Post-RK Pachauri Teri is safer for women
In the six months since Rajendra K Pachauri moved out of Teri under a cloud of sexual harassment charges, the influential energy research institute says it has cleaned itself up. It has put in place a transparent system of appraisals, and will set up an ombudsman whom anyone can approach with grievances.business Updated: Aug 18, 2016 12:51 IST
In the six months since Rajendra K Pachauri moved out of Teri under a cloud of sexual harassment charges, the influential energy research institute says it has cleaned itself up. It has put in place a transparent system of appraisals, and will set up an ombudsman whom anyone can approach with grievances.
Besides, chairman Ashok Chawla is presenting a more humane face by reaching out to the woman employee who first complained against Pachauri.
“Earlier, appraisals and promotions were based on personal likes and dislikes,” said Chawla, who joined Teri as chairman in February, while director-general Pachauri first went on a long leave and later resigned. Chawla will take the ombudsman proposal to Teri’s governing council on August 19.
After the charges were first levelled, several people left Teri and it began to get fewer projects from companies. Some projects were scrapped. So far three women employees have accused Pachauri of harassing them. A metropolitan magistrate granted him bail last month and allowed him to go abroad.
Women form a third of Teri’s workforce of 1,200. Nine out of the 28 in its committee of directors are women.

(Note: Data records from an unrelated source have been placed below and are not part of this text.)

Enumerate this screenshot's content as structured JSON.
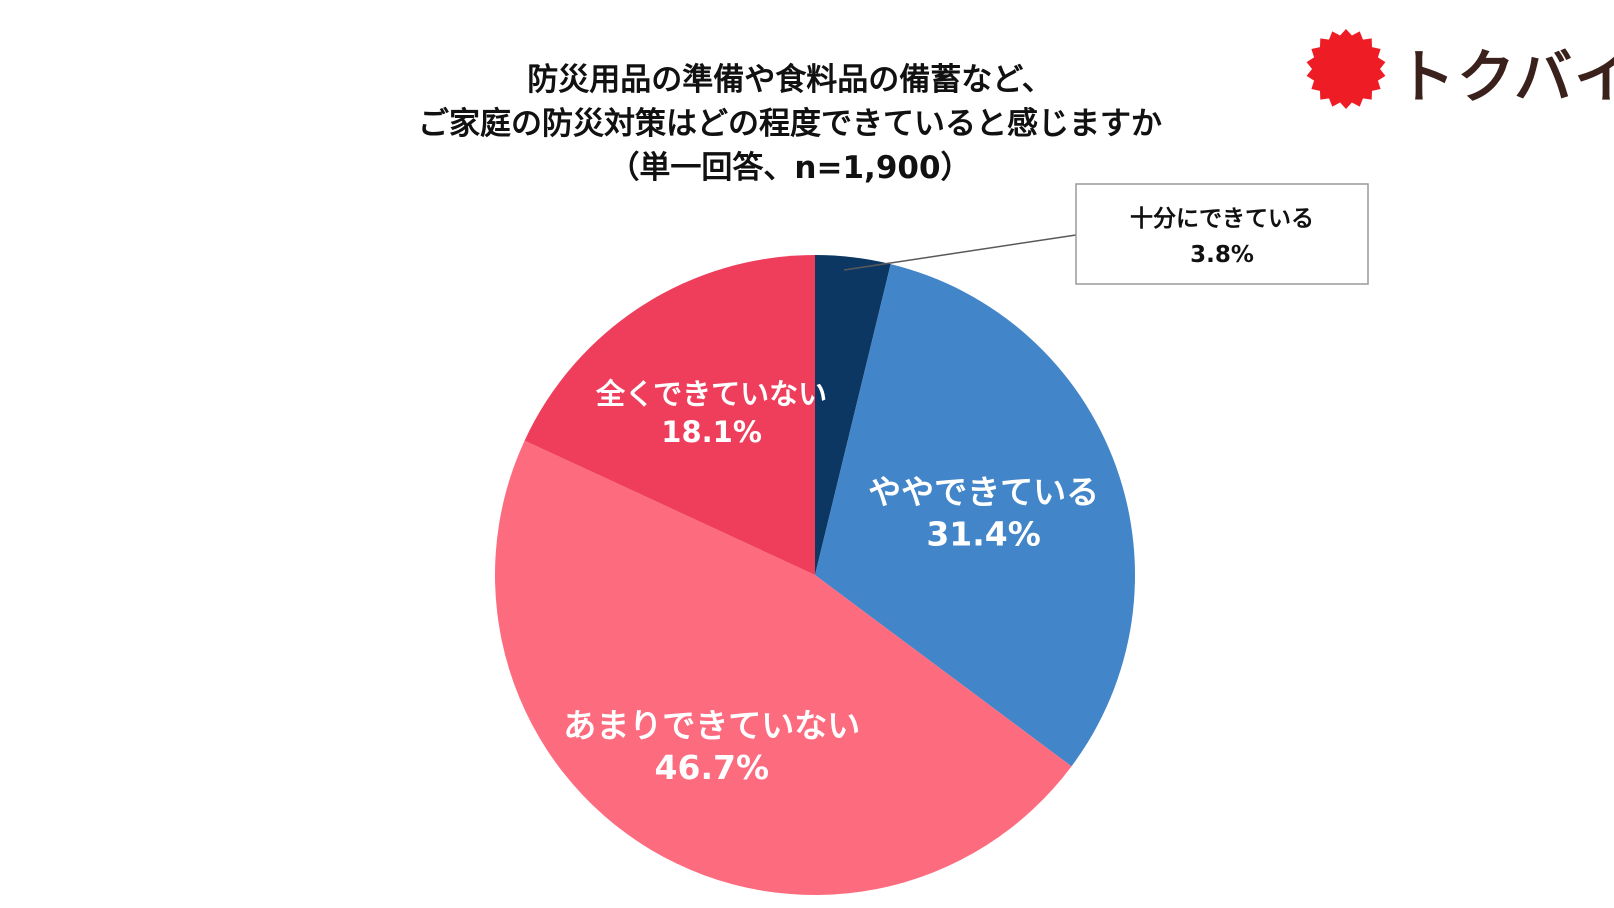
{
  "chart_data": {
    "type": "pie",
    "title_lines": [
      "防災用品の準備や食料品の備蓄など、",
      "ご家庭の防災対策はどの程度できていると感じますか",
      "（単一回答、n=1,900）"
    ],
    "slices": [
      {
        "label": "十分にできている",
        "value": 3.8,
        "value_label": "3.8%",
        "color": "#0c3762"
      },
      {
        "label": "ややできている",
        "value": 31.4,
        "value_label": "31.4%",
        "color": "#4285c8"
      },
      {
        "label": "あまりできていない",
        "value": 46.7,
        "value_label": "46.7%",
        "color": "#fd6b7f"
      },
      {
        "label": "全くできていない",
        "value": 18.1,
        "value_label": "18.1%",
        "color": "#ef3e5c"
      }
    ],
    "start_angle": "12 o'clock",
    "direction": "clockwise",
    "legend": "none",
    "first_slice_label_style": "callout box"
  },
  "logo": {
    "text": "トクバイ",
    "sun_color": "#ee1c25",
    "text_color": "#3a211b"
  }
}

In May, Teri set up a 12-member internal committee, headed by senior fellow Malini Balakrishnan, to look into the HR issues. Energy specialist Veena Joshi, appointed arbiter, spoke to 100 employees about their concerns and submitted her observations to Balakrishnan’s committee. The committee put up its draft report on July 28 on the intranet for employees’ feedback. By September, it will put out the final guidelines.
Aayushi Awashthy, associate fellow, who joined Teri three years ago, said operational changes are palpable. “The perception of the leadership has changed, now there is a sense of sanctity,” she said. “It is a happier place to work, and safer, too.”
However, Teri will have to do more to impress Vrinda Grover, the lawyer representing two of the women who have accused Pachauri. Grover says a report by the second complainant with Teri’s internal complaints committee has been returned on the ground that the case was time-barred. “With the change of guard at Teri, this complaint must be accepted.” Grover also pointed out that Pachauri continues as one of the directors at Teri, Europe. “If Teri is serious about addressing the issue, it should remove Pachauri from all posts.”
Chawla said the organization is trying to get in touch with the first complainant. “There has been no communication with her from our side since the time the incident took place. She has been fighting it all alone and it is not easy, I have asked [my office] to get in touch with her to comfort her and promise her all the support.”
His measures, along with the new internal complaints committee set up last September, are meant to rid Teri of the personality cult built around Pachauri. Chosen to set up the organization in 1974 by Darbari Seth of Tata Chemicals, Pachauri had become synonymous with it. The ad hoc system of appraisals did not help, since it may have made some employees feel compelled to go beyond their call of duty if they wanted better salaries.